Comment 1 J. Bruce Fields 2011-04-13 22:51:50 UTC
Fix commited upstream as 23fcf2ec93fb8573a653408316af599939ff9a8e

Comment 3 J. Bruce Fields 2011-04-13 23:02:00 UTC
Simplest reproducer I've found is

a) open a file

b) restart the server

c) get a lock on the open file descriptor while the server is still in its grace period (so within 90 seconds of step b).

Comment 4 RHEL Program Management 2011-04-14 16:19:29 UTC
This request was evaluated by Red Hat Product Management for inclusion
in a Red Hat Enterprise Linux maintenance release. Product Management has 
requested further review of this request by Red Hat Engineering, for potential
inclusion in a Red Hat Enterprise Linux Update release for currently deployed 
products. This request is not yet committed for inclusion in an Update release.

Comment 6 J. Bruce Fields 2011-04-15 16:55:20 UTC
*** Bug 697032 has been marked as a duplicate of this bug. ***

Comment 7 Aristeu Rozanski 2011-04-20 22:06:00 UTC
Patch(es) available on kernel-2.6.32-131.0.5.el6

Comment 10 Nate Straz 2011-04-26 13:29:39 UTC
I ran into this during cluster relocation tests while running a -132 based kernel.  I re-ran it with kernel-2.6.32-131.0.5.el6.x86_64 and made it through the relocation tests.

Is there a clone to make sure this patch makes it into 6.2?

Comment 11 J. Bruce Fields 2011-04-26 15:28:52 UTC
It's in as of kernel-2.6.32-134.el6.  As I understand it, that means it should be headed for both 6.1 and 6.2 already.

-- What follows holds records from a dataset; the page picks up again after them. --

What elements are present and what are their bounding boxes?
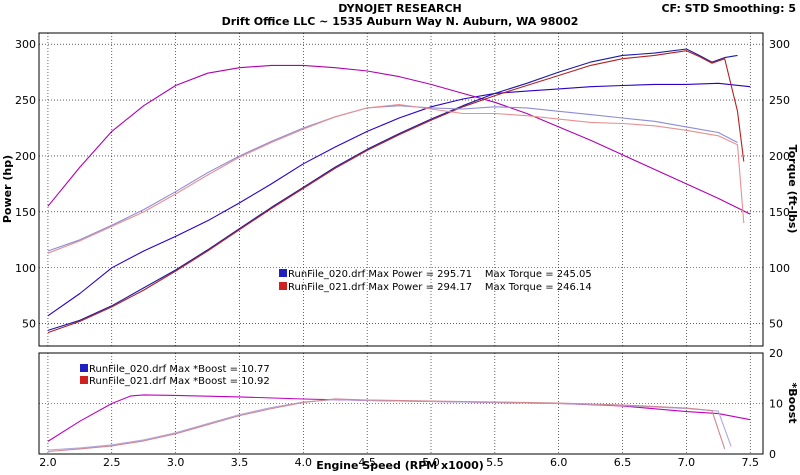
torque-tick-0: 50 [769, 318, 783, 331]
settings-label: CF: STD Smoothing: 5 [661, 2, 796, 15]
power-tick-3: 200 [15, 150, 36, 163]
boost-axis-ticks: 0 10 20 [769, 347, 783, 461]
boost-tick-1: 10 [769, 398, 783, 411]
torque-axis-ticks: 50 100 150 200 250 300 [769, 38, 790, 330]
rpm-tick-10: 7.0 [678, 456, 696, 469]
boost-legend-swatch-021 [80, 376, 88, 384]
main-series-2 [47, 48, 738, 331]
torque-tick-1: 100 [769, 262, 790, 275]
main-series-1 [47, 64, 751, 215]
rpm-tick-9: 6.5 [614, 456, 632, 469]
main-plot-frame [38, 32, 764, 347]
power-tick-2: 150 [15, 206, 36, 219]
power-tick-5: 300 [15, 38, 36, 51]
boost-series-lines [47, 394, 751, 453]
power-tick-0: 50 [22, 318, 36, 331]
legend-swatch-020 [279, 269, 287, 277]
main-legend: RunFile_020.drf Max Power = 295.71 Max T… [279, 269, 592, 293]
rpm-axis-label: Engine Speed (RPM x1000) [316, 459, 484, 472]
rpm-tick-0: 2.0 [39, 456, 57, 469]
rpm-tick-6: 5.0 [422, 456, 440, 469]
legend-swatch-021 [279, 282, 287, 290]
rpm-tick-2: 3.0 [167, 456, 185, 469]
boost-tick-2: 20 [769, 347, 783, 360]
boost-series-2 [47, 398, 726, 453]
rpm-tick-11: 7.5 [741, 456, 759, 469]
main-series-0 [47, 82, 751, 317]
torque-axis-label: Torque (ft-lbs) [786, 145, 799, 234]
chart-title: DYNOJET RESEARCH [338, 2, 461, 15]
boost-legend-swatch-020 [80, 364, 88, 372]
boost-legend-entry-021: RunFile_021.drf Max *Boost = 10.92 [89, 376, 270, 387]
legend-entry-020: RunFile_020.drf Max Power = 295.71 Max T… [288, 269, 592, 280]
boost-tick-0: 0 [769, 448, 776, 461]
main-series-4 [47, 105, 738, 252]
main-series-5 [47, 103, 745, 254]
rpm-tick-1: 2.5 [103, 456, 121, 469]
rpm-tick-7: 5.5 [486, 456, 504, 469]
boost-grid [39, 353, 763, 454]
torque-tick-5: 300 [769, 38, 790, 51]
main-grid [39, 33, 763, 346]
torque-tick-4: 250 [769, 94, 790, 107]
power-axis-label: Power (hp) [1, 155, 14, 223]
main-series-3 [47, 50, 745, 334]
torque-tick-2: 150 [769, 206, 790, 219]
main-series-lines [47, 48, 751, 334]
power-axis-ticks: 50 100 150 200 250 300 [15, 38, 36, 330]
torque-tick-3: 200 [769, 150, 790, 163]
legend-entry-021: RunFile_021.drf Max Power = 294.17 Max T… [288, 282, 592, 293]
chart-subtitle: Drift Office LLC ~ 1535 Auburn Way N. Au… [222, 15, 579, 28]
rpm-tick-3: 3.5 [231, 456, 249, 469]
rpm-tick-4: 4.0 [295, 456, 313, 469]
boost-legend: RunFile_020.drf Max *Boost = 10.77 RunFi… [80, 364, 270, 387]
power-tick-1: 100 [15, 262, 36, 275]
boost-axis-label: *Boost [786, 382, 799, 423]
rpm-tick-8: 6.0 [550, 456, 568, 469]
power-tick-4: 250 [15, 94, 36, 107]
rpm-axis-ticks: 2.0 2.5 3.0 3.5 4.0 4.5 5.0 5.5 6.0 6.5 7.0 7.5 [39, 456, 759, 469]
boost-legend-entry-020: RunFile_020.drf Max *Boost = 10.77 [89, 364, 270, 375]
rpm-tick-5: 4.5 [358, 456, 376, 469]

Comment 12 Nate Straz 2011-04-26 18:49:48 UTC
Sounds good, I'll mark this verified for 6.1.

Comment 13 errata-xmlrpc 2011-05-19 12:42:50 UTC
An advisory has been issued which should help the problem
described in this bug report. This report is therefore being
closed with a resolution of ERRATA. For more information
on therefore solution and/or where to find the updated files,
please follow the link below. You may reopen this bug report
if the solution does not work for you.

http://rhn.redhat.com/errata/RHSA-2011-0542.html

Comment 14 Yongcheng Yang 2019-11-27 06:19:44 UTC
(In reply to J. Bruce Fields from comment #3)
> Simplest reproducer I've found is:
> a) open a file
> b) restart the server
> c) get a lock on the open file descriptor while the server is still in its grace period (so within 90 seconds of step b).

This scenario has been covered by many tests under /kernel/filesystems/nfs/function/nfslock/ already.